Twierdzi też, że ruchy Sussexów wskazywały na poczucie "smutku i poczucia straty" po śmierci królowej. Z kolei po reakcjach ciał Williama i Harry'ego wnioskuje, że "powstrzymywali łzy", aby publicznie nie okazać słabości.
Mieli zaciśnięte usta, obniżone brwi, lekko opadające powieki. Częściej też mrugali i przełykali ślinę - zauważyła.
Dalsza część artykułu pod materiałem wideo
Internauci dla odmiany chwalą Meghan Markle
Ostatecznie to nie wnuki królowej zostały sfotografowane ze łzami spływającymi po policzkach, a właśnie Meghan. Tu zdania są jednak podzielone - jedni uważają, że jest to jedynie gra aktorska, aby okazać zażyłość i szacunek w stosunku do królowej, inni z kolei twierdzą, że był to szczery i niewymuszony gest.
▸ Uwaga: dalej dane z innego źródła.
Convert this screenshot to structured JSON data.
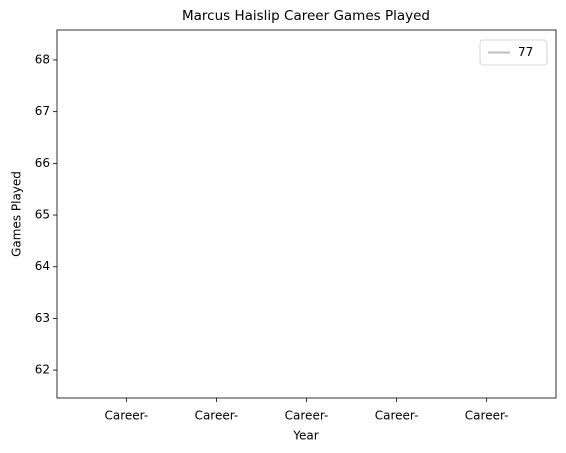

Co ciekawe, część internautów podzieliła się nawet spostrzeżeniem, że Meghan jako jedyna uroniła łzę podczas pogrzebu, najwyraźniej wbijając szpilę pozostałym royalsom, którzy mieliby być mocniej zżyci z monarchinią.
Meghan jako jedyna płakała po królowej... To idealne podsumowanie - napisała wymownie jedna z twitterowiczek.
Sprawą zainteresował się portal Daily Mail, który nazywa sprawę "teorią spiskową" i wskazuje, że pozostali członkowie słynnej rodziny również okazywali emocje podczas pożegnania królowej.
Fani Meghan Markle podzielili internautów po tym, jak stwierdzili, że była jedyną, która uroniła łzy na pogrzebie królowej. Mimo że inni ewidentnie mieli łzy w oczach - wyrokuje serwis.
Na zdjęciach z pogrzebu faktycznie można znaleźć momenty, w których widać, jak pozostali członkowie rodziny królewskiej zakrywają twarz w znaczących gestach. Na chwilę słabości pozwolili sobie m.in. Camilla czy Harry, co uwiecznili fotoreporterzy. Natomiast to, czy gest Meghan był szczery, pozostawiamy do oceny Wam samym.